Secretary Vilsack, Don’t Count Your Chickens

By Catherine Singley, Senior Policy Analyst, Economic and Employment Policy Project, NCLRPoultry workers

One way that President Obama’s 2014 budget proposal saves money is by implementing a new system to reduce the number of federal inspectors in poultry processing plants nationwide.  It is puzzling that the budget treats a proposed rule on poultry inspection from the U.S. Department of Agriculture (USDA) as a done deal; meanwhile, at USDA’s budget briefing last week, Secretary Vilsack indicated that he is still working on the rule.  The budget’s de facto endorsement of the rule turns a blind eye to the deep concern of a broad coalition of civil rights, public health, labor, and consumer protection groups, including NCLR, that the rule would endanger the health and safety of workers who slaughter, process, and package chicken.

USDA’s proposed rule would allow poultry plants to increase their production line speed from 140 birds per minute to 175 in exchange for implementing a new food safety inspection process.  Fast line speed is already a major cause of high injury rates among poultry workers; in a recent study by the Southern Poverty Law Center, 72 percent of poultry workers had suffered a job-related injury or illness.

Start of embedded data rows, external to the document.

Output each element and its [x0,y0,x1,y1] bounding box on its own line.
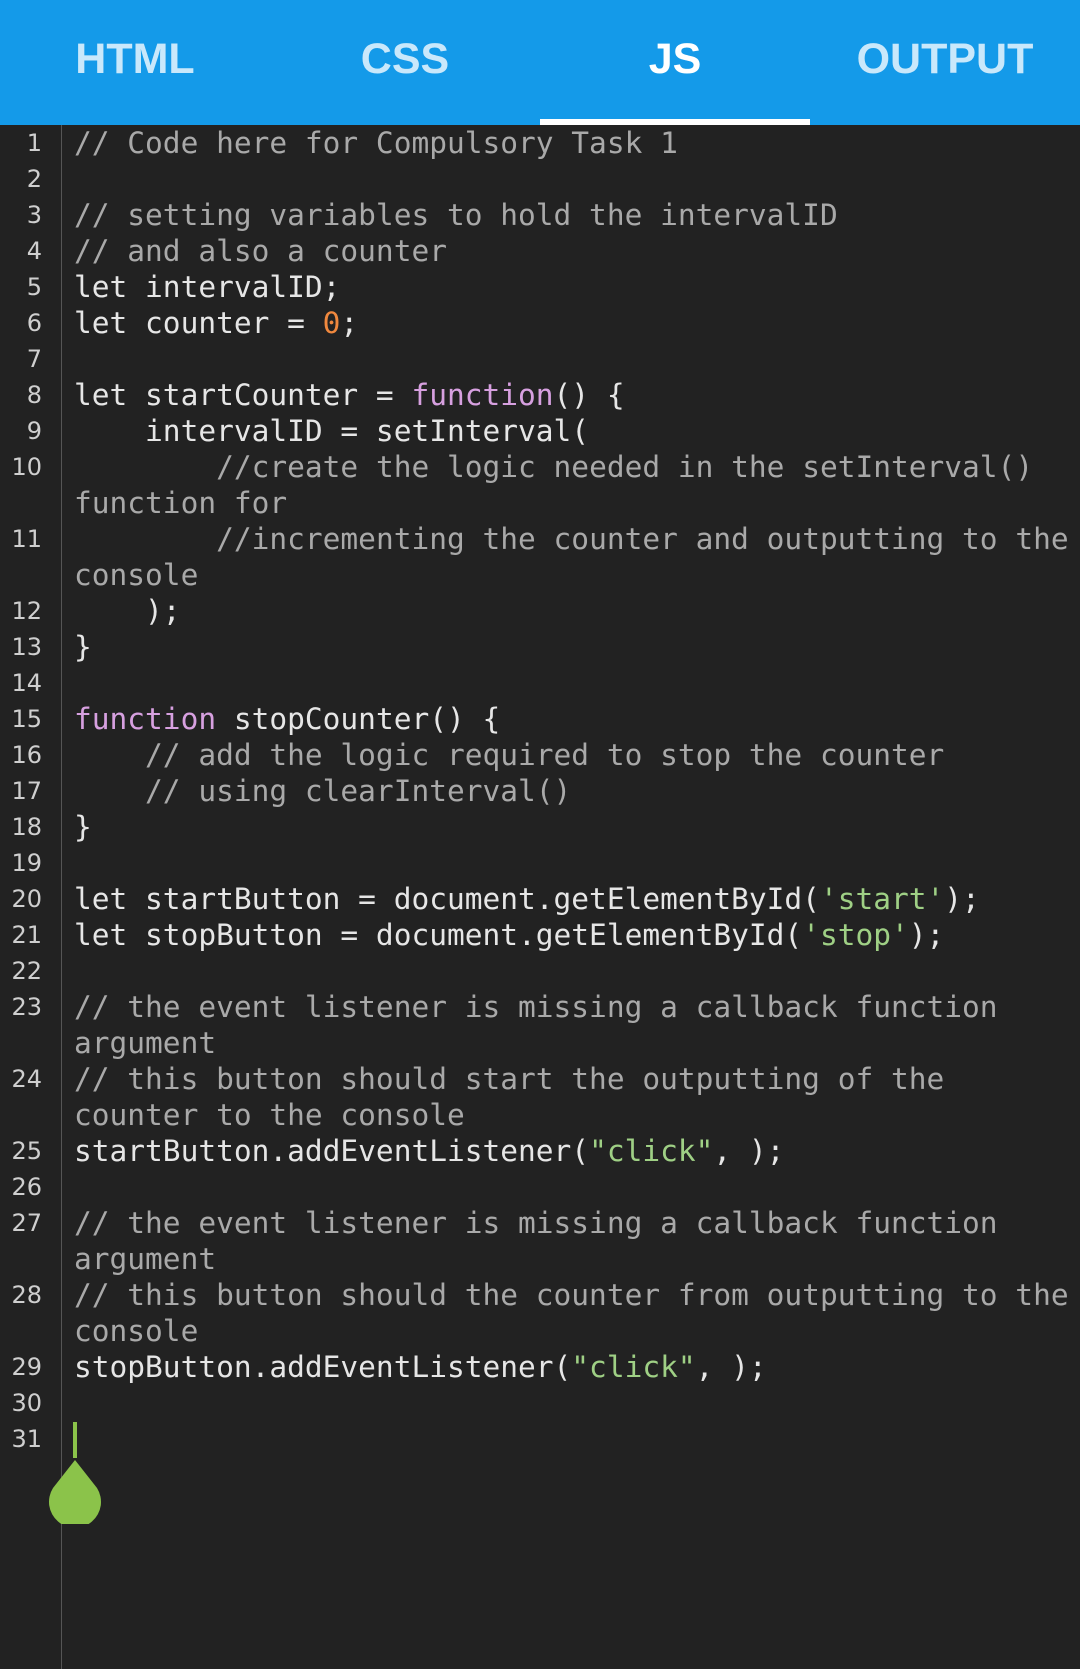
tab-js[interactable]: JS [540,0,810,125]
code-keyword: function [411,378,554,412]
code-text: } [74,810,92,844]
cursor-drag-handle[interactable] [47,1460,103,1524]
line-number: 31 [11,1425,42,1453]
gutter-divider [61,125,62,1669]
text-cursor [73,1422,77,1458]
code-comment: // add the logic required to stop the co… [74,738,945,772]
line-number: 18 [11,813,42,841]
line-number: 1 [26,129,42,157]
code-comment: // using clearInterval() [74,774,572,808]
code-text: intervalID = setInterval( [74,414,590,448]
code-comment: // and also a counter [74,234,447,268]
code-comment: // Code here for Compulsory Task 1 [74,126,678,160]
code-text: stopButton.addEventListener( [74,1350,572,1384]
code-text: ); [944,882,980,916]
line-number: 11 [11,525,42,553]
line-number: 21 [11,921,42,949]
code-text: ; [340,306,359,340]
code-text: startButton.addEventListener( [74,1134,590,1168]
line-number: 22 [11,957,42,985]
code-comment: // this button should the counter from o… [74,1278,1069,1348]
line-number: 19 [11,849,42,877]
code-string: "click" [589,1134,714,1168]
line-number: 3 [26,201,42,229]
code-comment: //create the logic needed in the setInte… [74,450,1051,520]
code-text: let counter = [74,306,323,340]
line-number: 23 [11,993,42,1021]
line-number: 4 [26,237,42,265]
code-text: () { [553,378,625,412]
tab-output[interactable]: OUTPUT [810,0,1080,125]
code-string: 'start' [819,882,945,916]
line-number: 5 [26,273,42,301]
code-comment: // this button should start the outputti… [74,1062,963,1132]
line-number: 9 [26,417,42,445]
code-text: stopCounter() { [216,702,501,736]
line-number: 29 [11,1353,42,1381]
line-number: 27 [11,1209,42,1237]
code-number: 0 [322,306,341,340]
code-keyword: function [74,702,217,736]
code-text: let startButton = document.getElementByI… [74,882,820,916]
tab-html[interactable]: HTML [0,0,270,125]
tab-bar: HTML CSS JS OUTPUT [0,0,1080,125]
line-number: 7 [26,345,42,373]
code-comment: //incrementing the counter and outputtin… [74,522,1069,592]
line-number: 28 [11,1281,42,1309]
code-text: } [74,630,92,664]
code-text: ); [74,594,181,628]
line-number: 10 [11,453,42,481]
code-comment: // setting variables to hold the interva… [74,198,838,232]
code-string: "click" [571,1350,696,1384]
tab-css[interactable]: CSS [270,0,540,125]
line-number: 8 [26,381,42,409]
line-number: 24 [11,1065,42,1093]
line-number: 17 [11,777,42,805]
line-number: 20 [11,885,42,913]
line-number: 15 [11,705,42,733]
code-text: let intervalID; [74,270,341,304]
line-number: 13 [11,633,42,661]
line-number: 30 [11,1389,42,1417]
code-string: 'stop' [802,918,909,952]
code-comment: // the event listener is missing a callb… [74,990,1016,1060]
line-number: 6 [26,309,42,337]
code-text: let stopButton = document.getElementById… [74,918,803,952]
line-number: 25 [11,1137,42,1165]
code-text: , ); [713,1134,785,1168]
code-text: , ); [695,1350,767,1384]
code-text: ); [908,918,945,952]
code-editor[interactable]: 1 2 3 4 5 6 7 8 9 10 11 12 13 14 15 16 1… [0,125,1080,1669]
line-number: 26 [11,1173,42,1201]
code-text: let startCounter = [74,378,412,412]
line-number: 14 [11,669,42,697]
line-number: 16 [11,741,42,769]
line-number: 2 [26,165,42,193]
code-comment: // the event listener is missing a callb… [74,1206,1016,1276]
line-number: 12 [11,597,42,625]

Workers of color, immigrants, and women are overrepresented in the poultry processing workforce and are likely to bear a disproportionate share of negative health impacts that result from this proposed rule.  About 34 percent of poultry workers are Latino, which is more than twice Latinos’ share of the overall workforce.  Among the most vocal opponents of the proposed rule are federal inspectors themselves, like Phyllis McKelvey, who spent 44 years in the poultry industry and is intimately familiar with the working conditions and the disincentives to reporting injuries on the job.  Despite these warnings, USDA’s proposed rule offers no plan of action to mitigate the expected rise in workplace injuries that would result from faster line speeds.

NCLR has repeatedly implored USDA to withdraw the poultry rule until the agency develops a comprehensive plan to mitigate the serious concerns about line speed and injuries.  For the sake of a healthy and productive workforce, Secretary Vilsack would be wise to not count his chickens before they hatch.